METHODS: We automatically measured the IMT value of 885 common carotid arteries in longitudinal B-Mode images. CALEX 3.0 consisted of a stage for the automatic recognition of the carotid artery and an IMT measurement modulus made of a fuzzy K-means classifier. Performance was assessed by measuring the system accuracy and reproducibility against manual tracings by experts.

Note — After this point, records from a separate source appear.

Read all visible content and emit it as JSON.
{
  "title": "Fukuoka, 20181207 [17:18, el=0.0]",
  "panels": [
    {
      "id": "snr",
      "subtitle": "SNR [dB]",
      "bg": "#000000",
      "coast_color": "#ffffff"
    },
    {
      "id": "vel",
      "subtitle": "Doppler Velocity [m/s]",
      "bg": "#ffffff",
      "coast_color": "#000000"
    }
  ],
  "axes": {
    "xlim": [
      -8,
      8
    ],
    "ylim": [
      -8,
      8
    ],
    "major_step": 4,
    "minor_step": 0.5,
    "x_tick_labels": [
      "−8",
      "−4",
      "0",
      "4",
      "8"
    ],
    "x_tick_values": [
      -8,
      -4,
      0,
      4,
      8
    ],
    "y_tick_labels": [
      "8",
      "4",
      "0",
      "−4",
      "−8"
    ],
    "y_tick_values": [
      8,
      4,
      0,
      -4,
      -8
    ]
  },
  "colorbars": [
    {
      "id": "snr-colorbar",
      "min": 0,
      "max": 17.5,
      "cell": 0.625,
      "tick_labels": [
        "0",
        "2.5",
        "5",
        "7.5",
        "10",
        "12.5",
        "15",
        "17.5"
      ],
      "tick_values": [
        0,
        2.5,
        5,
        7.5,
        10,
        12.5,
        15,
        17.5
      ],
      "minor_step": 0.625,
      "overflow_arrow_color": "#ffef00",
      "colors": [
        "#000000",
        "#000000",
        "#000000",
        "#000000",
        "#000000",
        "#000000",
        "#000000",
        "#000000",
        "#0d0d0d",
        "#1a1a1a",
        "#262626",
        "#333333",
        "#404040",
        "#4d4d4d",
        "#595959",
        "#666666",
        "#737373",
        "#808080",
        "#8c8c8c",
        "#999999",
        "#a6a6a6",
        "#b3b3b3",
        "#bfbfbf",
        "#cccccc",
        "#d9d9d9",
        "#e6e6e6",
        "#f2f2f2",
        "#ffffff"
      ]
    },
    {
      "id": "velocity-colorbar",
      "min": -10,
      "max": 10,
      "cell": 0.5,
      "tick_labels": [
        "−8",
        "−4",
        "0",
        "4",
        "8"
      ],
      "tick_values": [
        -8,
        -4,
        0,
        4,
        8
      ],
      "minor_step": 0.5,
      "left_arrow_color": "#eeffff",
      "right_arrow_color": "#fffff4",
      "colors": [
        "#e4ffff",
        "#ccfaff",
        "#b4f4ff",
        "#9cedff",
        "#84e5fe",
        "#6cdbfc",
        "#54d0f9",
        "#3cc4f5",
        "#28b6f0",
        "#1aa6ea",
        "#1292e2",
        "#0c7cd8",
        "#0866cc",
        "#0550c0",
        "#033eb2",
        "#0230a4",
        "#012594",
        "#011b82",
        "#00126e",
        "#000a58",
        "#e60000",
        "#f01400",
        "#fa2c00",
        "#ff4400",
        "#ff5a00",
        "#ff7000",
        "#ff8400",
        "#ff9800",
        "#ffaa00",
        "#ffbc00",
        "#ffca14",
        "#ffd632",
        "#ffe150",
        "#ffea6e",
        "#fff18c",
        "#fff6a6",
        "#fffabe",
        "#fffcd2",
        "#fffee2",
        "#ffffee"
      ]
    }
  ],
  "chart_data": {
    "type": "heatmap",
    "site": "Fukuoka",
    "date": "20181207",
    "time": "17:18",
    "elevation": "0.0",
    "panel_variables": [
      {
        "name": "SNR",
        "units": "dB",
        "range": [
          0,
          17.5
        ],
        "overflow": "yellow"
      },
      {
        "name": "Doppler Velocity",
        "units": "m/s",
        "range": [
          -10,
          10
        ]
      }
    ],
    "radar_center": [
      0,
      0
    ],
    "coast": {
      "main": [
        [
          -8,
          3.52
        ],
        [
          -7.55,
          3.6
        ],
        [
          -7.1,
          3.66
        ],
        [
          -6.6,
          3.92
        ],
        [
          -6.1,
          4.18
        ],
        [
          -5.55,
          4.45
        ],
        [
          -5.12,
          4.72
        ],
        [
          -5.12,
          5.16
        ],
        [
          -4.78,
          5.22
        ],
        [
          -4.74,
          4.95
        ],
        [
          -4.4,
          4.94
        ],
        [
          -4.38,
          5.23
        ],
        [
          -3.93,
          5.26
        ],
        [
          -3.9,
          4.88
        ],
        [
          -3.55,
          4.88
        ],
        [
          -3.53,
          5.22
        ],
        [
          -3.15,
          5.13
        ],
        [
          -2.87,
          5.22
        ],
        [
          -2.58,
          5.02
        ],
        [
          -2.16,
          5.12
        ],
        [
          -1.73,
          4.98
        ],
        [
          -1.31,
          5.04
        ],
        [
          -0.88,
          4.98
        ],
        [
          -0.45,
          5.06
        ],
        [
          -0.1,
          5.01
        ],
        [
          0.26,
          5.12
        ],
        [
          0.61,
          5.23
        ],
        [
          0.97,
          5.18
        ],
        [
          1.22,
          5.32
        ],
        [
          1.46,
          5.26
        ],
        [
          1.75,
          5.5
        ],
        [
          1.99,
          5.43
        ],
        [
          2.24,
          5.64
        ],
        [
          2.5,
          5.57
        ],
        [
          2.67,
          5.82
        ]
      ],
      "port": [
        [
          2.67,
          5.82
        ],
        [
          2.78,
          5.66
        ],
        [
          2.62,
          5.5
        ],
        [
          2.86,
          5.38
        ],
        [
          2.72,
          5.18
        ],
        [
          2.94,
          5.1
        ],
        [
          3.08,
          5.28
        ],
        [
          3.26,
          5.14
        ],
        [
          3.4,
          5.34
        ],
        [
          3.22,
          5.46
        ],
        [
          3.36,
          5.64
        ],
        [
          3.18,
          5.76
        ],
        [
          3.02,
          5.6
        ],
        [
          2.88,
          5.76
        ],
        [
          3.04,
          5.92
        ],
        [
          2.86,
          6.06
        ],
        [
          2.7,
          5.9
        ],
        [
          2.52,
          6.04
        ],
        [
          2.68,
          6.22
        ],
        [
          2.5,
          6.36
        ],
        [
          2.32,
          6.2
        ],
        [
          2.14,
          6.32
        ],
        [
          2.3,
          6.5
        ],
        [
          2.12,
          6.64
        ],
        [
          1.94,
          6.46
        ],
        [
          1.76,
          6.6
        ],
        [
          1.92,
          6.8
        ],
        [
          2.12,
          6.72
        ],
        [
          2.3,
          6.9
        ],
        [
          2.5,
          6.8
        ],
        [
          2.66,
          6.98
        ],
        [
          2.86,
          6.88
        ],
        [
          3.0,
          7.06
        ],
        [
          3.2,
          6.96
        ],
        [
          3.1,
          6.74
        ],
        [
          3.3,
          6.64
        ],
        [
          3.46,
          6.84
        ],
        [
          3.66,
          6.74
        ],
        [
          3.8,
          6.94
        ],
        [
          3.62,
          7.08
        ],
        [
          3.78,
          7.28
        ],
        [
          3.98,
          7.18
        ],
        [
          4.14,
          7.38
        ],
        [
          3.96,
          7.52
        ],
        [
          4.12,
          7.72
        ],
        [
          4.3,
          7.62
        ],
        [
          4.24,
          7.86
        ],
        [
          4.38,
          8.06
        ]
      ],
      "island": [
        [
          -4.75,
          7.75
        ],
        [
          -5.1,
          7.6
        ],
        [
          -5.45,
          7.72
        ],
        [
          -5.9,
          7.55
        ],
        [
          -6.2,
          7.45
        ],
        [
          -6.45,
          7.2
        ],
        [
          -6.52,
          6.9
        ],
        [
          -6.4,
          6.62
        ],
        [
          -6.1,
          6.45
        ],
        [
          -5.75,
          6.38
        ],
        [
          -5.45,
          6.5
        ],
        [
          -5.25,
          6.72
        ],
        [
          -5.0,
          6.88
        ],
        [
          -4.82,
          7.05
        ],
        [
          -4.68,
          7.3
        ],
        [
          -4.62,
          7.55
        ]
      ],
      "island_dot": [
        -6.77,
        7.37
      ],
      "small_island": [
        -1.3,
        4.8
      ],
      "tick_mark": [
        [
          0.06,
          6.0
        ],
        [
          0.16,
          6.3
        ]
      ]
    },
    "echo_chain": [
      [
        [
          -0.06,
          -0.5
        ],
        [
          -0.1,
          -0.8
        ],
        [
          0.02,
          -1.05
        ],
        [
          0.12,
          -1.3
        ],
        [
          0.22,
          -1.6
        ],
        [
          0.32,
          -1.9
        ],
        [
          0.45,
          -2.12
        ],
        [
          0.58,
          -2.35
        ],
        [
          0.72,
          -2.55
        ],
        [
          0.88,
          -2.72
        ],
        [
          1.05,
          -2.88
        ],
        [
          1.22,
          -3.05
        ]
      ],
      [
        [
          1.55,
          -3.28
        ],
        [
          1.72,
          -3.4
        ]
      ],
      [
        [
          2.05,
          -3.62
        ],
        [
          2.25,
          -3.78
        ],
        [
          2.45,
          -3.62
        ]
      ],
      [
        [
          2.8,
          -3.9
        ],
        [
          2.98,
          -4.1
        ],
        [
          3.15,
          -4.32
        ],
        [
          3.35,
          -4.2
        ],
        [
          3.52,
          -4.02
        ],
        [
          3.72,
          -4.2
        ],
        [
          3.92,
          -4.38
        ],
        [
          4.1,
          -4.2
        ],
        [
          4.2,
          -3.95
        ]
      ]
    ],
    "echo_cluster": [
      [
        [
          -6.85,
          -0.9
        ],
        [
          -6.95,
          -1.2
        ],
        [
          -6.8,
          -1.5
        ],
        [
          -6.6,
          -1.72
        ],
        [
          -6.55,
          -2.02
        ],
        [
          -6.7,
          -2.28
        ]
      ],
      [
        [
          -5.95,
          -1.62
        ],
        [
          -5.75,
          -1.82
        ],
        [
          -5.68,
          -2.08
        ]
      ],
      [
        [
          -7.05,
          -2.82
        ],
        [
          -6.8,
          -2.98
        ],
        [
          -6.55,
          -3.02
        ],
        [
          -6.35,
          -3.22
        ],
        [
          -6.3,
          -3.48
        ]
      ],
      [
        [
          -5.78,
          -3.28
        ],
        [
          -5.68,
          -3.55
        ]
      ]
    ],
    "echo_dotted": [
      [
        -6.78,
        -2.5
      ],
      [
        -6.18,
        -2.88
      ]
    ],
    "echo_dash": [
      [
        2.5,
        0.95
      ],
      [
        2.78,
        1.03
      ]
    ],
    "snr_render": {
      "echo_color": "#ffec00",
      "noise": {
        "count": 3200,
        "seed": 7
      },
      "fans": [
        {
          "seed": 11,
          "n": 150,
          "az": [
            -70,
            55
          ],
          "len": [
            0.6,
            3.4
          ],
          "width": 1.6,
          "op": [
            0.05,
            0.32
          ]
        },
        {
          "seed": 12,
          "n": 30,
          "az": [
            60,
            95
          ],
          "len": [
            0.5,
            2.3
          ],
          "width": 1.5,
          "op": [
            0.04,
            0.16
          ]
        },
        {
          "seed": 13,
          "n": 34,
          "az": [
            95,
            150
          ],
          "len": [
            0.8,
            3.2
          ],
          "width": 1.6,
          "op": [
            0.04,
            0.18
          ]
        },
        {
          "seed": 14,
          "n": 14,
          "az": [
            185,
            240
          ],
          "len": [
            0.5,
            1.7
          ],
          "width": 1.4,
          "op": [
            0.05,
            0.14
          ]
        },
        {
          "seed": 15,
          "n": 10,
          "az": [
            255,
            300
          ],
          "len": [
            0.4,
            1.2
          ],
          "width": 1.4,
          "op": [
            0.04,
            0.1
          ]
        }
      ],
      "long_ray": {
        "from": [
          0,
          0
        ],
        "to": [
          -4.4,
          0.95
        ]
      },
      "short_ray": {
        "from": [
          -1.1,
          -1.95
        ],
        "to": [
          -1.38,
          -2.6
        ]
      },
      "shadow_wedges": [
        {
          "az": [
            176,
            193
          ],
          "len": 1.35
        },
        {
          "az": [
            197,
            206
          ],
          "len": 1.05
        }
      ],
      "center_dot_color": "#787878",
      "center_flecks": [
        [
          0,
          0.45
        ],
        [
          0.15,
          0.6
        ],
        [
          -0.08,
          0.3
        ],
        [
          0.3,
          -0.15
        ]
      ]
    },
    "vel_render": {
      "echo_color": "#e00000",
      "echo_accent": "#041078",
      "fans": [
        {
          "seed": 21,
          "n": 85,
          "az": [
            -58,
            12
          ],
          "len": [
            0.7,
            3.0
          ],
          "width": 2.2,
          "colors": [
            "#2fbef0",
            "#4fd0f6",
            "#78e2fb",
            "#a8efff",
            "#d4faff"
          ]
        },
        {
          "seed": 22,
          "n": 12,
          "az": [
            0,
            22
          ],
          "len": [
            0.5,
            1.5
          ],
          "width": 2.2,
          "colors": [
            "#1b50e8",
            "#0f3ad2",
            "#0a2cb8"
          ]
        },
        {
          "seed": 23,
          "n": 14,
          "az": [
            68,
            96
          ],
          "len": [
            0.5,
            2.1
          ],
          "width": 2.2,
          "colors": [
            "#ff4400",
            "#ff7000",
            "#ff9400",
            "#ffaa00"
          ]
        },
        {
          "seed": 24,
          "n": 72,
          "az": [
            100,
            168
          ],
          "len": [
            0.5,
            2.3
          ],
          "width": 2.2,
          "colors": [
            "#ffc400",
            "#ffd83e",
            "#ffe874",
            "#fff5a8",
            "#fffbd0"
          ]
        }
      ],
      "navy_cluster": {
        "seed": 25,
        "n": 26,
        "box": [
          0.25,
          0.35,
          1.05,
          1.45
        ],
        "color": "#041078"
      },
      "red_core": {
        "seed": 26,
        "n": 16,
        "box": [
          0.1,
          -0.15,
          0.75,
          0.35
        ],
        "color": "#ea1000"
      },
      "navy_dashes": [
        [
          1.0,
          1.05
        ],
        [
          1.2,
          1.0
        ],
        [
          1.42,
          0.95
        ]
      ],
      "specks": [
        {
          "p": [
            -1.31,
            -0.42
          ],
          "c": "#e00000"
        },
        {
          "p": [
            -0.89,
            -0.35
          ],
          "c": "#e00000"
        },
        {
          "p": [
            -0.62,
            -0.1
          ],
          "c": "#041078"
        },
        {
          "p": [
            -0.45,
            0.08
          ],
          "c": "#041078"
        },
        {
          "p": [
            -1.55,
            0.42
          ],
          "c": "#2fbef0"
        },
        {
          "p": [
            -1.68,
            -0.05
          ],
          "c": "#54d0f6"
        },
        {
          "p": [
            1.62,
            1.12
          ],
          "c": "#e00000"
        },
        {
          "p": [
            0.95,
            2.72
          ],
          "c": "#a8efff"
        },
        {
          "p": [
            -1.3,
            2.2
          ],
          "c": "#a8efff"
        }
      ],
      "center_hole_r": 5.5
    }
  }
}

RESULTS: CALEX 3.0 processed all the 885 images of the dataset (100% success). The average automated obtained IMT measurement by CALEX 3.0 was 0.407±0.083 mm compared with 0.429 ± 0.052 mm for the manual tracings, which led to an IMT bias of 0.022±0.081mm. The IMT measurement accuracy (0.022 mm) was comparable to that obtained on high-resolution images and the reproducibility (0.081 mm) was very low and suitable to clinical application. The Figure-of-Merit defined as the percent agreement between the computer-estimated IMT and manually measured IMT for CALEX 3.0 was 94.7%.
CONCLUSION:CALEX 3.0 had a 100% success in processing low contrast/low-resolution images. CALEX 3.0 is the first technique, which has led to high accuracy and reproducibility on low-resolution images acquired during an epidemiological study. We propose CALEX 3.0 as a generalized framework for IMT measurement on large datasets.